2 thoughts on “Going Through my Welsh Book

  1. Loved seeing this. The different Celtic forms can be challenging. In my book, Mythos of the Door, I included several Celtic related poems, including this droigneach, an impossible form:

    Desperation’s Providence

    Crazed, the old man fled frightened from the house, unsettled

    By spirit’s substance bled by the luminescence

    Of energy, jangling jags nettled and re-nettled,

    Made garish by the city’s flickering fluorescence.

    Furious, he’d run to the dock, waters turbulent

    On wet rock, his son’s stinging words echoing

    Inside his head.  He shoved his drumming discontent

    Into a raging rhythm fed into his paddling.

    Piercing into the moonlit island’s illumination,

    Ancestral roots, rising from memories,

    Deracinated, raging blood sparking rumination

    Unlocked from a childhood’s flood of fantasies

    Fulminating feelings long forgotten,

    But still a song inside his consciousness.

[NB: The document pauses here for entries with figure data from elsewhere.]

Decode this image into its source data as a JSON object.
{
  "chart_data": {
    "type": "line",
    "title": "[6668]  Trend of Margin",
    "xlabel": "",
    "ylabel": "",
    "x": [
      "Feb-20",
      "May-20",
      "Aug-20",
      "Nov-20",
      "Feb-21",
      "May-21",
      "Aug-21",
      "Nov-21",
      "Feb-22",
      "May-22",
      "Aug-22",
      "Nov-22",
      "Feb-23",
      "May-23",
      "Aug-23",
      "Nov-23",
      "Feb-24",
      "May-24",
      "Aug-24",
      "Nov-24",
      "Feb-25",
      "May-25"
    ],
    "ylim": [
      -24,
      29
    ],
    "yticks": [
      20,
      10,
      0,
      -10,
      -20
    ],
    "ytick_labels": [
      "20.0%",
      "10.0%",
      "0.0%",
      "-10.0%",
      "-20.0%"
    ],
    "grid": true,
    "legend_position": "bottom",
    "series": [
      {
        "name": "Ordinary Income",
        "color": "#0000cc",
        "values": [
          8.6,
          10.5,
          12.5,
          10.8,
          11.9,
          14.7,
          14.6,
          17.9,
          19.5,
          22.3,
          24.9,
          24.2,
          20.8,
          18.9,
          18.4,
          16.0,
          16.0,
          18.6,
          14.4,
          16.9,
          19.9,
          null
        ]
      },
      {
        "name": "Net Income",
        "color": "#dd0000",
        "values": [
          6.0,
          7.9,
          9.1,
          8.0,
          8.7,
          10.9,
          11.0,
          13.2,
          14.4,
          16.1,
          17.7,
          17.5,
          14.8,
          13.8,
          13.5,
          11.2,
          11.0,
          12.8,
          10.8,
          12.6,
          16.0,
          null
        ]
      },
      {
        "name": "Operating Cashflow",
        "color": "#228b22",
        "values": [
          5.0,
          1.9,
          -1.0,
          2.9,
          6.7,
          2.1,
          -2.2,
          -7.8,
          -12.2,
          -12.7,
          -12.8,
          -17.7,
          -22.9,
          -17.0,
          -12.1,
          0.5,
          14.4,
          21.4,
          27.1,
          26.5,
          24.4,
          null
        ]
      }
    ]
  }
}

    He heard a singing unlike the jangling begotten

    Of tangling time racing through his need to decompress.

    Deciding suddenly, spirit wild, ascendant,

    The child inside inspired, the old man, elated,

    Grabbed his hand-held drum, descendants

    Alive inside the meld decision’s dream created.

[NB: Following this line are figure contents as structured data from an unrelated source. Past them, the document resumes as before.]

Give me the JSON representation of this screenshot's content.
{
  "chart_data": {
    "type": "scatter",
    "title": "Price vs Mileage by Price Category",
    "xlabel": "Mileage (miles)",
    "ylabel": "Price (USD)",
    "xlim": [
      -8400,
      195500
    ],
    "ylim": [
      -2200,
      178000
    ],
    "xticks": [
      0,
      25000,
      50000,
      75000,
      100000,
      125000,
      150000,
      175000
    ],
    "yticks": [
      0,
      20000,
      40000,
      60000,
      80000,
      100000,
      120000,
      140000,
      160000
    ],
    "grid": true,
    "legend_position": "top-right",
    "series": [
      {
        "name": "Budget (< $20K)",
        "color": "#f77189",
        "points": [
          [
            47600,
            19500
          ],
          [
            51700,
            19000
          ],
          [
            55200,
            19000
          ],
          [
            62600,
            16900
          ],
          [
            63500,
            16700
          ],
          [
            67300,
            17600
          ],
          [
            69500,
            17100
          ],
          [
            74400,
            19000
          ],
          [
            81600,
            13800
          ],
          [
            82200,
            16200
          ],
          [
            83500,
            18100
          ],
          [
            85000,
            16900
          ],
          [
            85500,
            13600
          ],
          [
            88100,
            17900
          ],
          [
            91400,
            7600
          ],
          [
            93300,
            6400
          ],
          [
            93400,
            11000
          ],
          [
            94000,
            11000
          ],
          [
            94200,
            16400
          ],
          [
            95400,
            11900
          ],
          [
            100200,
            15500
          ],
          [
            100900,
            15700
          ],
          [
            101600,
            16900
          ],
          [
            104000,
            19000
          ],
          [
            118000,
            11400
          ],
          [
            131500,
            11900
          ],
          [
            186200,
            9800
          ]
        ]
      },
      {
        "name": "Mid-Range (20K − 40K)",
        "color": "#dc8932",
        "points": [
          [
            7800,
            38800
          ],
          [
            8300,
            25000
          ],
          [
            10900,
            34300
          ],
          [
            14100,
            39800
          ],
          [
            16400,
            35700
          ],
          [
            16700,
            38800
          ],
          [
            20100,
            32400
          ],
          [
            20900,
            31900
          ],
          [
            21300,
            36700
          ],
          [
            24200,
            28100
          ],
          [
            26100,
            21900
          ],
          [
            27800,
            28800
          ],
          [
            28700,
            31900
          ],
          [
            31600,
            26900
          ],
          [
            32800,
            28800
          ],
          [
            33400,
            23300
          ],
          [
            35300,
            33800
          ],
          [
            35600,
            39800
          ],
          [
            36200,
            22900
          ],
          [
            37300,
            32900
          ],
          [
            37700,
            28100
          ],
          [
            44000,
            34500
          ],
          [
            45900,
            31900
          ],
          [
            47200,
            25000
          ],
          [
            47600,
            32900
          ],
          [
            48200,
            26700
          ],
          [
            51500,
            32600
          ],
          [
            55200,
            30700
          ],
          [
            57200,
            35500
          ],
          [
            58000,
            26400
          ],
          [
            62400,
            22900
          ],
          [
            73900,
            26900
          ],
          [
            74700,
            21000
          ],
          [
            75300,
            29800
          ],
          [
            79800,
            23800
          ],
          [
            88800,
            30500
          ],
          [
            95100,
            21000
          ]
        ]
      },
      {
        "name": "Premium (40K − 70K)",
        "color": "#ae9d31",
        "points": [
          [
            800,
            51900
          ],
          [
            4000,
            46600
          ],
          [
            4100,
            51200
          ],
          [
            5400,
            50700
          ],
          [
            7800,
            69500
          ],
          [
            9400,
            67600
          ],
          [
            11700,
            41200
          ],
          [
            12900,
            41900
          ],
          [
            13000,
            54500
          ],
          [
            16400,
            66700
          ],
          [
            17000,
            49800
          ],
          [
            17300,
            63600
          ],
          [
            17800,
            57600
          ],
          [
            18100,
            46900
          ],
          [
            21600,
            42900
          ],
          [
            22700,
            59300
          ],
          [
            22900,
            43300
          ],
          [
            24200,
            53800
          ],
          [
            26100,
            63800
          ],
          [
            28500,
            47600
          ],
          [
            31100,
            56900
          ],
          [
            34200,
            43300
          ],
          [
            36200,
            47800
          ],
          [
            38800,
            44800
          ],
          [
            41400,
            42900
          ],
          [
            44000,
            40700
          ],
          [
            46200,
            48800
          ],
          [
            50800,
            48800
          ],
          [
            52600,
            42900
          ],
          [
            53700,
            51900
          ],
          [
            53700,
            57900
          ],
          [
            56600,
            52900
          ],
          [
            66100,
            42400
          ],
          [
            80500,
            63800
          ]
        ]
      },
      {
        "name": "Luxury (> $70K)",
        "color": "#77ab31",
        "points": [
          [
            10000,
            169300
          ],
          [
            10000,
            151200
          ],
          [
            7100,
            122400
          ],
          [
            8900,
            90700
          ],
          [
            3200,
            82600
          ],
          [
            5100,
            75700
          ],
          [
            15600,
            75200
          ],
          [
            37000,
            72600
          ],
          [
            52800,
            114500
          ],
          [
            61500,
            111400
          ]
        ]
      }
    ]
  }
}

    Climbing craggy cliffs where dark pines cling silhouettes

    Against moon-silvered sky, spring serenading

    Night as fields sigh slender, long-grass pirouettes

    Beneath a breeze’s arc of shadow-waves cascading,

    Carefree, careful, the old man seeks an overhang

    Where cedars circle a coal-dark pool reflective

    Of sky, human spirit whole, a boomerang

    Fastening the eye on an earlier-earth perspective.

    Palpitating lightning pulsed eeriness.

    Above the old man moonlight convulsed, uncanny,

    Until the sky-fire’s fury began to evanesce

    Into circled cedars, dark-pool waters unearthly.

    Unmanned, heart hammering, he stared at the intersperse

    Of emptiness between stars, his son’s voice gravelling

    In silence, “Stupid old man, your useless universe

    Is cold dead bizarre,” he’d said.  “Clueless!  Repelling!”

    Re-singing songs inside his head, immensity

    In his breath, he stutter-stepped into a cataract

    Of movement, dancing wildly, whirling festivity

    Around the pool as he tried to counteract

    Cacophony jangling madness mauling senselessness

    Into a waning world of troubled turbulence

    As stars shining on the pool began to effloresce,

    Out of his desperate dance, recovering providence.